Thank you so much for your relevant and timely post! Those drinks are scary! Just the other day I saw what looked like a pre-teen drinking a huge can of Monster. So scary!

Ugh I have to admit when I was in college a few times when I had to pull allnighters for project id drink this stuff. For college dorms a cold drink in a can is a lot easier than to go out at 3am to try to find a coffee shop that's still open. But the two times I drank this on empty stomach at 3 or 4 in the morning my heart started to race so hard I thought I was gonna die. Felt completely nauseas. Thankfully my natural self preservation instinct killed any desire to continue consuming that poison. I have never in my life wanted to drink that again. I find it ridiculous that the fda doesnt think its harmful enough to at least warrant a requirement to list caffeine content ugh

I also tried one of these energy drinks when I was pulling an all-nighter to finish my thesis. I sipped the can over the course of the night, didn't even finish it and my heart was racing and I was super jittery all through the morning. I felt terrible but it got the job done. That was my first and last encounter with energy drinks.
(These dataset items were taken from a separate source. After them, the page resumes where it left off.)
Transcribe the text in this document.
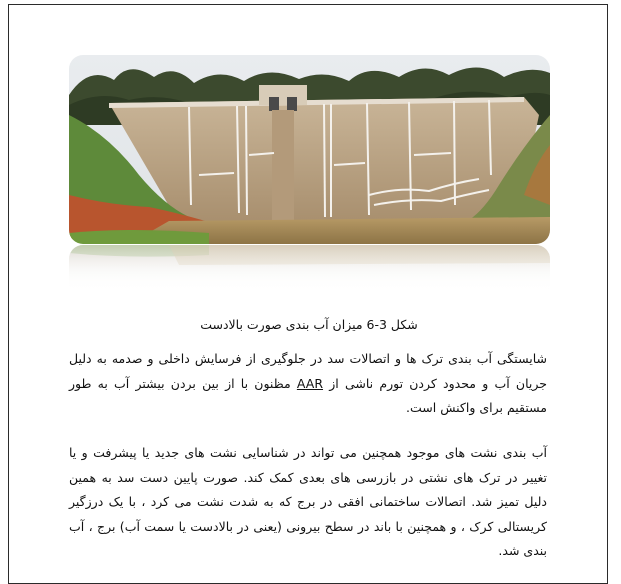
شکل 3-6 میزان آب بندی صورت بالادست

شایستگی آب بندی ترک ها و اتصالات سد در جلوگیری از فرسایش داخلی و صدمه به دلیل جریان آب و محدود کردن تورم ناشی از AAR مظنون با از بین بردن بیشتر آب به طور مستقیم برای واکنش است.

آب بندی نشت های موجود همچنین می تواند در شناسایی نشت های جدید یا پیشرفت و یا تغییر در ترک های نشتی در بازرسی های بعدی کمک کند. صورت پایین دست سد به همین دلیل تمیز شد. اتصالات ساختمانی افقی در برج که به شدت نشت می کرد ، با یک درزگیر کریستالی کرک ، و همچنین با باند در سطح بیرونی (یعنی در بالادست یا سمت آب) برج ، آب بندی شد.
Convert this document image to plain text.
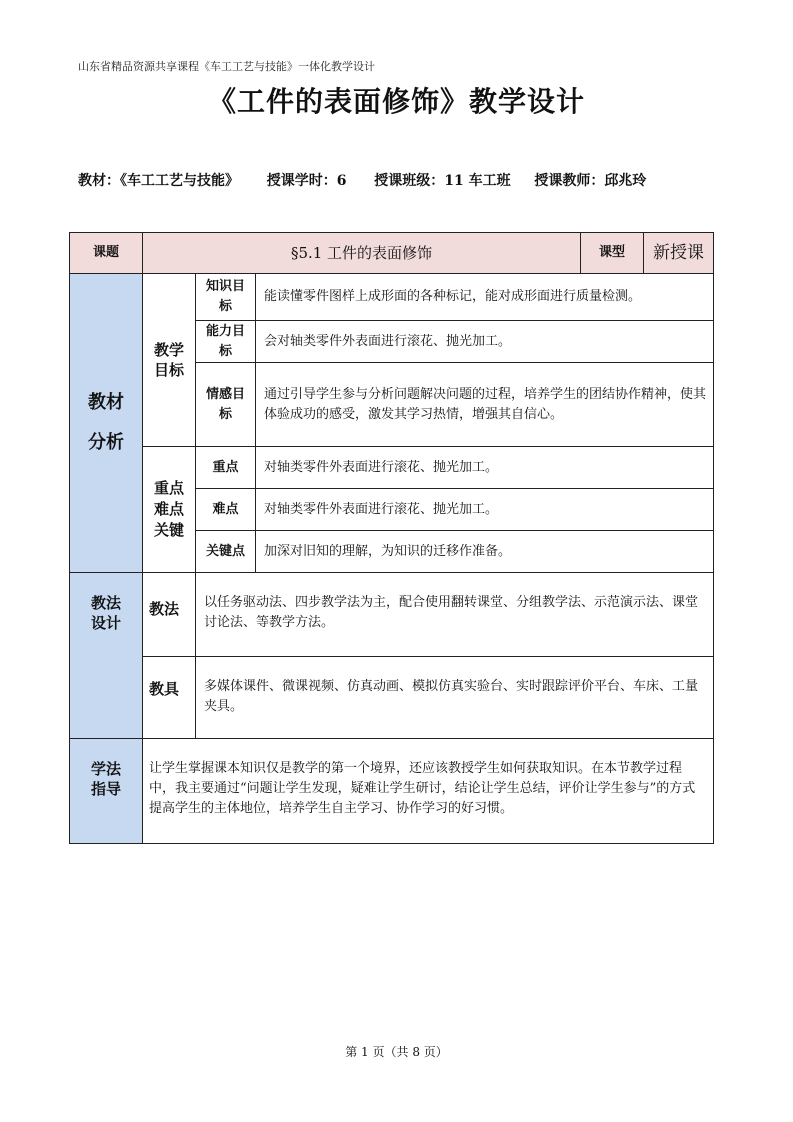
山东省精品资源共享课程《车工工艺与技能》一体化教学设计
《工件的表面修饰》教学设计
教材：《车工工艺与技能》 授课学时：6 授课班级：11 车工班 授课教师：邱兆玲
课题	§5.1 工件的表面修饰			课型	新授课

教材
分析	教学目标	知识目标	能读懂零件图样上成形面的各种标记，能对成形面进行质量检测。		
		能力目标	会对轴类零件外表面进行滚花、抛光加工。		
		情感目标	通过引导学生参与分析问题解决问题的过程，培养学生的团结协作精神，使其体验成功的感受，激发其学习热情，增强其自信心。		
	重点难点关键	重点	对轴类零件外表面进行滚花、抛光加工。		
		难点	对轴类零件外表面进行滚花、抛光加工。		
		关键点	加深对旧知的理解，为知识的迁移作准备。		
教法设计	教法	以任务驱动法、四步教学法为主，配合使用翻转课堂、分组教学法、示范演示法、课堂讨论法、等教学方法。			
	教具	多媒体课件、微课视频、仿真动画、模拟仿真实验台、实时跟踪评价平台、车床、工量夹具。			
学法指导	让学生掌握课本知识仅是教学的第一个境界，还应该教授学生如何获取知识。在本节教学过程中，我主要通过“问题让学生发现，疑难让学生研讨，结论让学生总结，评价让学生参与”的方式提高学生的主体地位，培养学生自主学习、协作学习的好习惯。				
第 1 页（共 8 页）
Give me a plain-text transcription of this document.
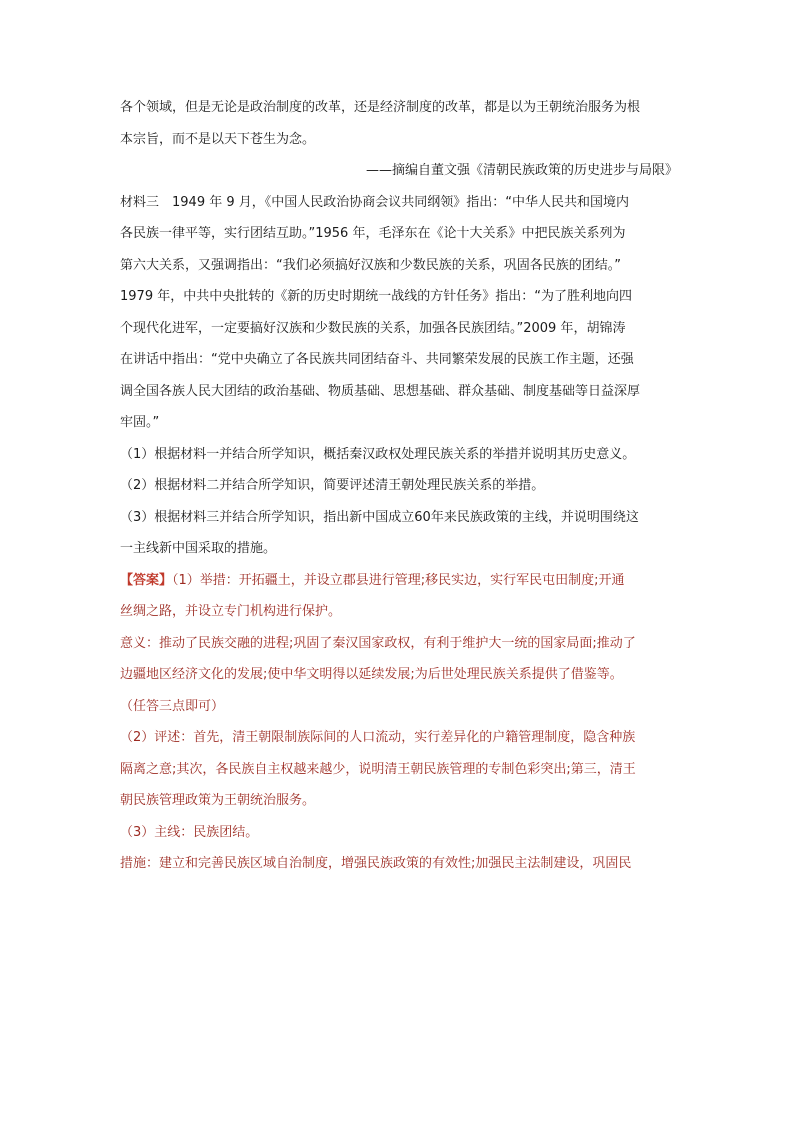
各个领域，但是无论是政治制度的改革，还是经济制度的改革，都是以为王朝统治服务为根
本宗旨，而不是以天下苍生为念。
——摘编自董文强《清朝民族政策的历史进步与局限》
材料三　1949 年 9 月，《中国人民政治协商会议共同纲领》指出：“中华人民共和国境内
各民族一律平等，实行团结互助。”1956 年，毛泽东在《论十大关系》中把民族关系列为
第六大关系，又强调指出：“我们必须搞好汉族和少数民族的关系，巩固各民族的团结。”
1979 年，中共中央批转的《新的历史时期统一战线的方针任务》指出：“为了胜利地向四
个现代化进军，一定要搞好汉族和少数民族的关系，加强各民族团结。”2009 年，胡锦涛
在讲话中指出：“党中央确立了各民族共同团结奋斗、共同繁荣发展的民族工作主题，还强
调全国各族人民大团结的政治基础、物质基础、思想基础、群众基础、制度基础等日益深厚
牢固。”
（1）根据材料一并结合所学知识，概括秦汉政权处理民族关系的举措并说明其历史意义。
（2）根据材料二并结合所学知识，简要评述清王朝处理民族关系的举措。
（3）根据材料三并结合所学知识，指出新中国成立60年来民族政策的主线，并说明围绕这
一主线新中国采取的措施。
【答案】（1）举措：开拓疆土，并设立郡县进行管理;移民实边，实行军民屯田制度;开通
丝绸之路，并设立专门机构进行保护。
意义：推动了民族交融的进程;巩固了秦汉国家政权，有利于维护大一统的国家局面;推动了
边疆地区经济文化的发展;使中华文明得以延续发展;为后世处理民族关系提供了借鉴等。
（任答三点即可）
（2）评述：首先，清王朝限制族际间的人口流动，实行差异化的户籍管理制度，隐含种族
隔离之意;其次，各民族自主权越来越少，说明清王朝民族管理的专制色彩突出;第三，清王
朝民族管理政策为王朝统治服务。
（3）主线：民族团结。
措施：建立和完善民族区域自治制度，增强民族政策的有效性;加强民主法制建设，巩固民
I'm about to graduate college, but I can tell you that these sorts of energy drinks were ubiquitous on campus for the last 4 years. I don't know how people can stomach them. I'm a coffee drinker, as a few people have mentioned, but the kind of jolt you get from an energy drink is WORLD's away from the "gentle" awakening from a cup of Joe. Kudos to you for trying to get to the bottom of the caffeine regulation mess.